Le député des Français de l'étranger s'est fait recadrer vertement par le chef de file des députés LREM, Gilles Le Gendre, après avoir rédigé un tweet sexiste destiné à une sénatrice. Réactions indignées de toutes parts, mais l'élu de 35 ans persévère. Quand le sens de la provocation tourne au ridicule.

Joachim Son-Forget se démarque par ses provocations, et ses vulgarités.
Joachim Son-Forget se démarque par ses provocations, et ses vulgarités. © AFP / FABRICE COFFRINI

Joachim Son-Forget n'est visiblement que très peu animé par l'esprit de Noël. C'est le soir du réveillon qu'il s'adresse à la sénatrice Europe Ecologie Les Verts, Esther Benbassa.

L'attaque est clairement sexiste. Dans Libération, il tente de justifier sa sortie par une volonté de faire le buzz. En amateur des réseaux sociaux, il aurait pourtant dû se méfier du "bad buzz".

La sénatrice, victime de son attaque, exige des excuses, se dit "indignée". Sentiment partagé par l'essentiel des internautes. 

Même la famille politique de Joachim Son-Forget n'en revient pas. Le patron des députés LREM dénonce des propos inadmissibles. Gilles Le Gendre, interpellé par de nombreux élus ou de simples internautes, a réagi. "Le bureau du groupe parlementaire se désolidarise de notre collègue à la suite de ses propos inadmissibles. Aucune controverse politique ne justifie de verser dans le sexisme et la vulgarité", a-t-il publié sur son compte Twitter.

Les mises en garde semblent indifférer Joachim Son-Forget. La réponse du jeune député de 35 ans à son "boss" est laconique, provocatrice.

Polémiste en série

Ce n'est pas sur les bancs de l'Assemblée nationale que Joachim Son-Forget s'est fait connaître. Mais plutôt via son smartphone (dont il a visiblement du mal à se séparer, si l'on se fie à la fréquence de ses tweets).

C'est d'abord en s'adressant (en toute modestie) à Donald Trump qu'il se fait réellement remarquer. Le 8 décembre dernier, il a des propos étonnants à l'adresse du président des États-Unis. Quoi que l'on pense du président Trump, le ton du député français étonne par sa vulgarité : "gâteux", "incontinence cérébrale", "la France kisses your ass" ("la France vous embrasse les fesses", en anglais fleuri).

Mais son tout premier fait d'arme remonte à septembre 2018. Le député des Français de l'étranger prend la défense du controversé et plus célèbre forain du pays, Marcel Campion, candidat à la mairie de Paris.
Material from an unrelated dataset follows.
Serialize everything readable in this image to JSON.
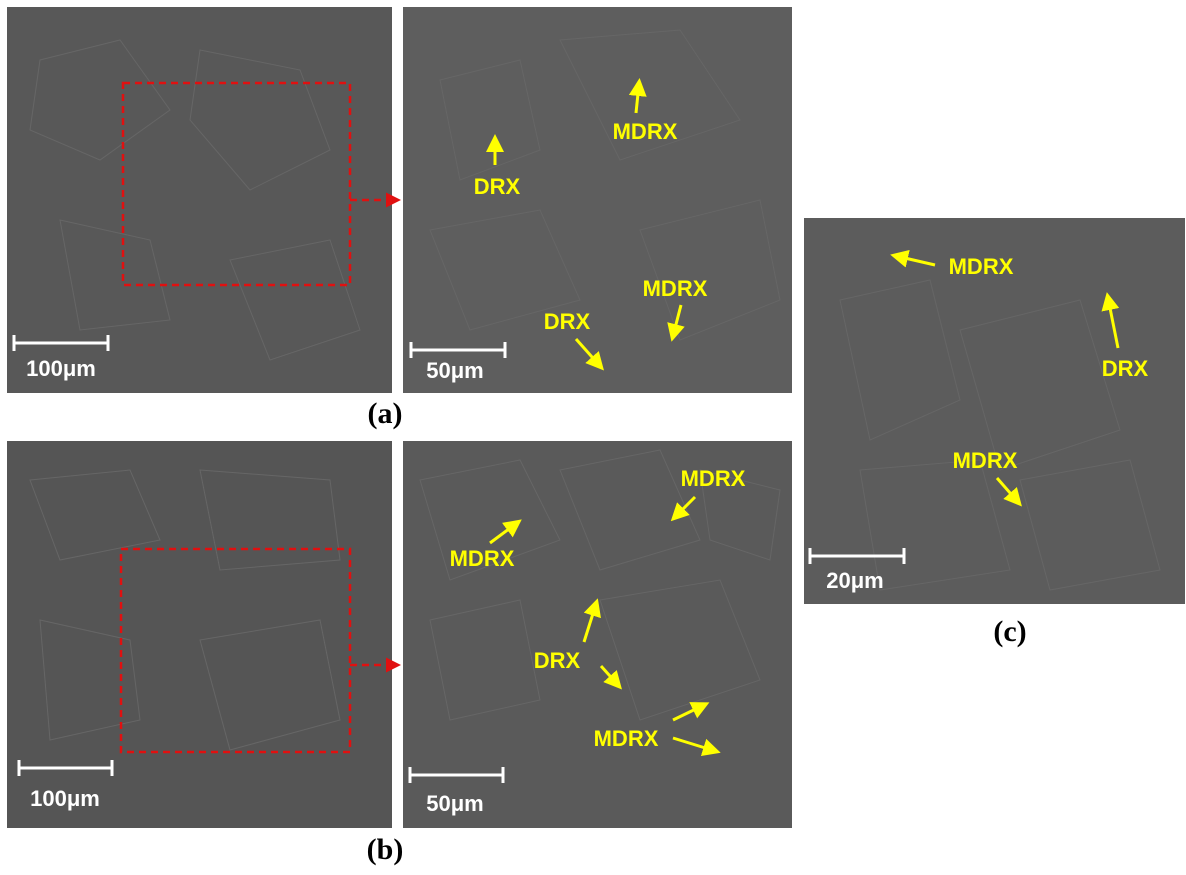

Celui qui affirme lors d’une réunion publique : "Moi, j’ai rien contre les homos, d’habitude, je dis les 'pédés', mais on m’a dit hier qu’il fallait plus que je dise ça. Donc je ne dis plus les pédés, je dis les homos. J’ai rien contre eux, sauf qu’ils sont un peu pervers." Joachim Son-Forget ne considère pourtant pas ses propos comme homophobes, comme il le fait savoir sur Twitter.

Un personnage difficile à cerner

Le député LREM est l'une de ces nouvelles têtes dans le monde politique au profil indéfinissable : brillantissime par certains côtés, et "en même temps" totalement décalé.

Son CV est impressionnant : médecin spécialiste du cerveau, un master en recherche en sciences cognitives, grand amateur de clavecin, au point d'être invité dans le monde entier pour en jouer.

D'origine sud-coréenne, il a la nationalité française... et kosovare, qu'il a obtenue cette année à titre exceptionnel. Il se dit en effet passionné par l'héritage culturel et humain du Kosovo. Joachim Son-Forget parle aussi couramment hébreu.

"C'est un mec génial, proche du génie" disait de lui Emmanuel Macron en septembre dernier. Le problème, explique son collègue (également député des Français de l'étranger) Roland Lescure, c'est qu'"il s'est laissé emporter par l'ivresse de son élection"

Son siège à l'Assemblée nationale lui a vite semblé trop étroit. Il a déjà par deux fois été candidat à la tête du parti, malgré sa modeste expérience politique. Comme quoi, tout ne se gagne pas sur Twitter.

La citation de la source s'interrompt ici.